CIA Head Defends WMD Intelligence On Iraq

  • By Andrew Tully
Washington, 5 February 2004 (RFE/RL) -- For the second straight day, the administration of U.S. President George W. Bush had a senior official make a public defense of the intelligence that was used to justify the invasion of Iraq last March.
Today, George Tenet, the director of the Central Intelligence Agency (CIA) said in a Washington speech it is too early to state unequivocally that weapons of mass destruction (WMD) will not be found in Iraq. The same point was made yesterday by Defense Secretary Donald Rumsfeld in testimony before Congress.

The two men were countering statements made by David Kay, the former United Nations weapons inspector personally chosen by Tenet to search for weapons in Iraq on behalf of the CIA.

Two weeks ago, Kay resigned the position and returned to Washington, where he has repeatedly stated that no such weapons likely will be found.
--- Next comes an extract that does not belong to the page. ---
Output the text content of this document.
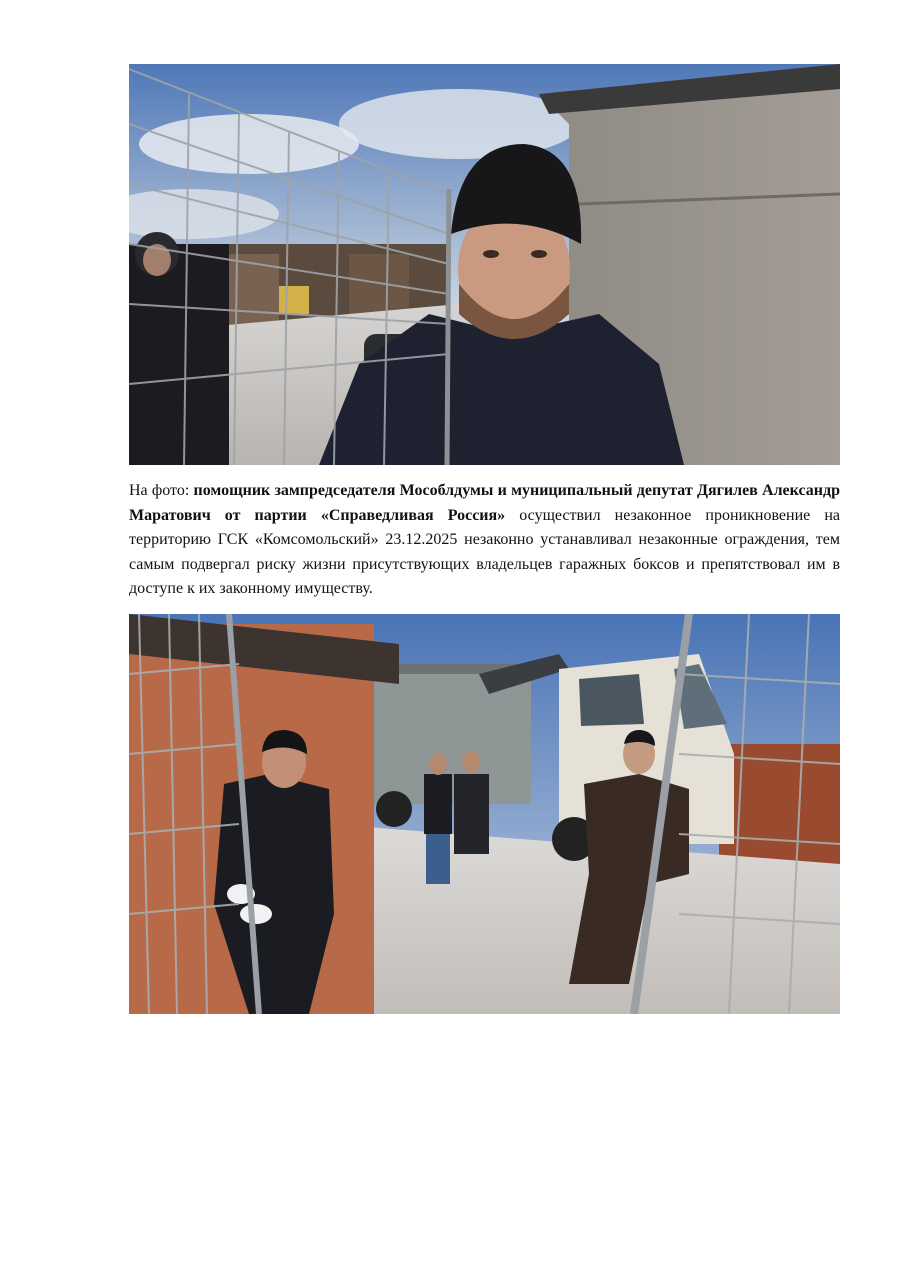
На фото: помощник зампредседателя Мособлдумы и муниципальный депутат Дягилев Александр Маратович от партии «Справедливая Россия» осуществил незаконное проникновение на территорию ГСК «Комсомольский» 23.12.2025 незаконно устанавливал незаконные ограждения, тем самым подвергал риску жизни присутствующих владельцев гаражных боксов и препятствовал им в доступе к их законному имуществу.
He said the intelligence of the United States, the United Nations, and others evidently was wrong in indicating that Iraq's president at the time, Saddam Hussein, had the weapons.

As war approached a year ago, Bush repeatedly cited Hussein's suspected weapons as a reason for an invasion, despite reluctance from key members of the UN Security Council, including long-standing U.S. allies.

In today's speech at Georgetown University in Washington, Tenet said CIA analysts never portrayed Hussein as an imminent threat to the region, the world, or the United States in particular. And he directly countered some critics' assertions that administration policymakers influenced his agency in how it interpreted its intelligence.

"They [CIA analysts] never said there was an imminent threat. Rather, they painted an objective assessment for our policymakers of a brutal dictator who was continuing his efforts to deceive and build programs that might constantly surprise us and threaten our interests. No one told us what to say or how to say it," Tenet said.

Tenet said his analysts differed on some aspects of Iraq's weapons capabilities, and that those differences were included in the CIA's intelligence summary given to the White House five months before the war began.

However, the CIA director did not portray his agency's results as full.

"The question being asked about Iraq, in the starkest terms, is, 'Were we right or were we wrong?' In the intelligence business, you are almost never completely wrong or completely right. That applies, in full, to the question of Saddam's [Hussein] weapons of mass destruction," Tenet said.

In a further response to Kay's recent statements, Tenet reminded his audience that despite Kay's resignation from the Iraq Survey Group, the American inspectors are still looking for weapons.

"As we meet here today, the Iraq Survey Group is continuing its important search for people and data and, despite some public statements, we are no where near 85 percent finished," Tenet said.

Yesterday, Rumsfeld told the Senate Armed Services Committee that U.S. intelligence has had what he called "some wonderful successes" that have not been made public. He said it is only the failures that become public. Under tough questioning from some senators, Rumsfeld insisted that American inspectors may still find banned weapons in Iraq.

The failure so far to find the weapons has become problematic for Bush as he faces re-election in November. Opposition Democrats say his administration compounded the suspected intelligence failures by interpreting them in a way that would ensure war.

Bush has approved the idea of naming a bipartisan commission to investigate pre-war intelligence, and is expected to announce its formation soon. Meanwhile, the Senate Intelligence Committee is conducting its own examination of that intelligence.